• Driven to Tears

    A co-worker recalls an unprovoked attack by Mike Rinder, who grabbed him by the throat and pinned him against a wall
    Mike Rinder: Driven to Tears

    I had the displeasure of working on mutual projects with Mike Rinder for over 30 years.

    I first met Mike in the mid-1980s when he was in Los Angeles. I worked at the Portland Church and came to LA for a conference, one of many that I attended during that time. Mike was in charge of the conference and I found him cold and intimidating. The only times I saw him smile or laugh were when he made a “clever” joke about another staff member that humiliated them in front of others.

    I found [Mike] cold and intimidating. The only times I saw him smile or laugh were when he made a “clever” joke about another staff…​that humiliated them.

    I came into contact with Mike more in the late 1980s when I relocated to Los Angeles. Any project we worked on together was not pleasant. I saw how his personal staff appeared cowed and nervous around him. I witnessed how he nagged and yelled at those junior to him and made snide comments about the work they presented. He was faultfinding and highly critical.

    I don’t ever recall seeing him compliment or thank them, but he would instead dress them down for their “stupidity” or “incompetence.” He acted as if he was the only one who could get something done. A few times, I saw him laughing and mistakenly thought he was being friendly with his staff, until I looked at their expressions. They looked either embarrassed or degraded and I realized he was being sarcastic and humiliating them.

    In the 1990s, I changed positions within the Church and again saw Mike frequently. His demeanor had not changed. He was a very cold and arrogant person. He was difficult to work with and nothing I did or showed to him was good enough. I had the misfortune of having to submit a number of proposals through him, and he would sit on them for extended periods, despite my nudging him.

    An occasion that stands out in my mind was in late 2004 when he came with two others to go over what I was working on. I was proud of my recent work and began telling him about it, as well as plans for future expansion in my area. He sat at a table looking up at me with a smirk on his face. He finally cut me off and started berating me, telling me I was “unreal” and doing a “lousy job” and that I’d “never change and improve.” He didn’t give me any specifics, just the generality that I wasn’t doing well and that I never would.

    The second he saw tears coming down my face, he smiled… He had accomplished what he’d set out to do: drag me down and make me feel like nothing.

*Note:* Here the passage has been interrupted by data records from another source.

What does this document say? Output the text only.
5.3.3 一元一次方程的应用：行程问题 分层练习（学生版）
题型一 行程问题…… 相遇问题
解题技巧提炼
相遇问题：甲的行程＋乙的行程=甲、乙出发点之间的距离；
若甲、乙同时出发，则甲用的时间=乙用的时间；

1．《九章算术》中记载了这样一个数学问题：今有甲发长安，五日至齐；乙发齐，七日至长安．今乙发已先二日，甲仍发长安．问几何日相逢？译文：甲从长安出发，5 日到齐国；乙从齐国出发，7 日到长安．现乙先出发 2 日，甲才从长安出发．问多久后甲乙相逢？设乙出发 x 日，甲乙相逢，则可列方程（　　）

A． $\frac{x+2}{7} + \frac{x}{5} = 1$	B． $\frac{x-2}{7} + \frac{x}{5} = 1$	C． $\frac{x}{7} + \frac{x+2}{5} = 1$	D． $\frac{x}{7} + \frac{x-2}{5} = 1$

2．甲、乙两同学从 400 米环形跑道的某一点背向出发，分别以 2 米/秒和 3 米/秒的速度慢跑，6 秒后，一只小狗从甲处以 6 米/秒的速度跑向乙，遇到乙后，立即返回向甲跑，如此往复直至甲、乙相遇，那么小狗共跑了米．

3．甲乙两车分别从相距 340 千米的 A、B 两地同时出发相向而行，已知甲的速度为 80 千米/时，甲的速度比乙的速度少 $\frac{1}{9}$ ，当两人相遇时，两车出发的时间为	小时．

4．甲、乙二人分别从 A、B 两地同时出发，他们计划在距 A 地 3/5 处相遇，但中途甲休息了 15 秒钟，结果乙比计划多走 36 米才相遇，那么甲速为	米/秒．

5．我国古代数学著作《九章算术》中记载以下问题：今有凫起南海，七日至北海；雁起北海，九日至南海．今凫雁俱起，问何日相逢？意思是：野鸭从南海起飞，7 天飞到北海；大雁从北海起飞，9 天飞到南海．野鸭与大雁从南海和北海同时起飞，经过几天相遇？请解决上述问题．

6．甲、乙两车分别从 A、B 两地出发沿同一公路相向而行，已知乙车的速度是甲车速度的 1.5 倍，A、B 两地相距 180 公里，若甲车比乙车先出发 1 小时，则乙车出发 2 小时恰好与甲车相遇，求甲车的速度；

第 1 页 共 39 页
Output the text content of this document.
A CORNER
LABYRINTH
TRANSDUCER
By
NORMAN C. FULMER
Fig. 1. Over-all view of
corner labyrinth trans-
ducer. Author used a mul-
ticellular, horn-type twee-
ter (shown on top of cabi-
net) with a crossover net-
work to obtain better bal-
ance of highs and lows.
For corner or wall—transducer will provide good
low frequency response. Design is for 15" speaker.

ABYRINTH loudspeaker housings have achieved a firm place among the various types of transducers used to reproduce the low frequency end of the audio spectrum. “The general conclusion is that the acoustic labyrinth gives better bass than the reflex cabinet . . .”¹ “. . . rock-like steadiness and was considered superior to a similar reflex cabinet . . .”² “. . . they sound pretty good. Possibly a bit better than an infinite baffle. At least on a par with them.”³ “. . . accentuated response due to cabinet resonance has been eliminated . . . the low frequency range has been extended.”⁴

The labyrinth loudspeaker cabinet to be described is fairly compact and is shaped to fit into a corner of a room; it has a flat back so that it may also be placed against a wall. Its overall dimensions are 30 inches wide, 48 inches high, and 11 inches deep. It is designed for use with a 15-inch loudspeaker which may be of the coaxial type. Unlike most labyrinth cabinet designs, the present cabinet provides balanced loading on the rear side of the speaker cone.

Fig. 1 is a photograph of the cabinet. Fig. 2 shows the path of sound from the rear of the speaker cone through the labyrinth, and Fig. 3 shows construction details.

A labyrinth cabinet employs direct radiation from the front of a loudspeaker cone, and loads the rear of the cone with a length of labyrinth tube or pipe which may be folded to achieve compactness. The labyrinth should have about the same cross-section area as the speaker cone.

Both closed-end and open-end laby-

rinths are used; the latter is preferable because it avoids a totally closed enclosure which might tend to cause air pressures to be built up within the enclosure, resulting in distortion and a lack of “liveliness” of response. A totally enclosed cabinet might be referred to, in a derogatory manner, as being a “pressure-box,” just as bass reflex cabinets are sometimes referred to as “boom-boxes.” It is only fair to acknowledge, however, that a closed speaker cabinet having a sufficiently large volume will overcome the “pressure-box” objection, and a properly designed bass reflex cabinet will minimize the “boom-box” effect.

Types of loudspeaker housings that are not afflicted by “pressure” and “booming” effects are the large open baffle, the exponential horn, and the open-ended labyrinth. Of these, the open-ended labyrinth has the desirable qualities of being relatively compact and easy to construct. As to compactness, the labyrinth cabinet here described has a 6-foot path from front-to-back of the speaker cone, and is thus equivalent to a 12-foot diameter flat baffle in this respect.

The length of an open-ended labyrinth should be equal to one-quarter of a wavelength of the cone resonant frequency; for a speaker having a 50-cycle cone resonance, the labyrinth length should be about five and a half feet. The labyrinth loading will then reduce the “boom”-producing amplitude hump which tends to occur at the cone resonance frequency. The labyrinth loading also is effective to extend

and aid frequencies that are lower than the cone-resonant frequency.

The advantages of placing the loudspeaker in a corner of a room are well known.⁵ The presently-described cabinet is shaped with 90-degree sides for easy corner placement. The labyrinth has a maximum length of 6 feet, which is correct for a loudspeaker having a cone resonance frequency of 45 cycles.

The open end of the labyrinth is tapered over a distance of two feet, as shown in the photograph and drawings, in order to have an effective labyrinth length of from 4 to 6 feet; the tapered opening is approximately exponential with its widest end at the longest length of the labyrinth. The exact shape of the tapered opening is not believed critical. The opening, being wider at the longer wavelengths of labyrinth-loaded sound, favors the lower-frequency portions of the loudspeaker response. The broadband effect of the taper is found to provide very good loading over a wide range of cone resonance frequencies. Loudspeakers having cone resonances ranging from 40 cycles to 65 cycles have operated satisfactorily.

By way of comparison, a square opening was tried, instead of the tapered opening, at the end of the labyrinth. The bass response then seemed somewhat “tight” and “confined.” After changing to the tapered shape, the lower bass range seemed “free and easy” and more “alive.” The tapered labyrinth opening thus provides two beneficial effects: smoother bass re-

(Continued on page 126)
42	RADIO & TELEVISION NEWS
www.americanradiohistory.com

    At first, I remained calm and heard out his criticisms. I listened to what he had to say to see if there was, in fact, something useful that I could get out of his berating. I then attempted to assure him that I was taking actions to improve my area of responsibility. He immediately cut me off and said I still didn’t understand what he was saying because I was “so south” and I’d never make it.

    He was now raising his voice and drumming on about my “incompetence” and “no change or improvement.” It seemed the more I listened and didn’t react, the more he poured it on and continued to denigrate me. He didn’t just ridicule my work, but started to review my life overall, making nothing of it, making nothing of me. Mike didn’t let up: he was ruthless and wanted only to belittle me.

    I’m not proud to say that at that moment, it worked. The second he saw tears coming down my face, he smiled and said I was finally starting to understand. He had accomplished what he’d set out to do: drag me down and make me feel like nothing.

    Later, I reflected on this and realized he was after me because I would and could work. He, on the other hand, was lazy. He just didn’t care about anyone or anything except himself. There are countless times I went to see him in his office, only to find him dozing. It was incredible.

    It was a relief when Mike Rinder left. I can assure you, I’ve never missed him.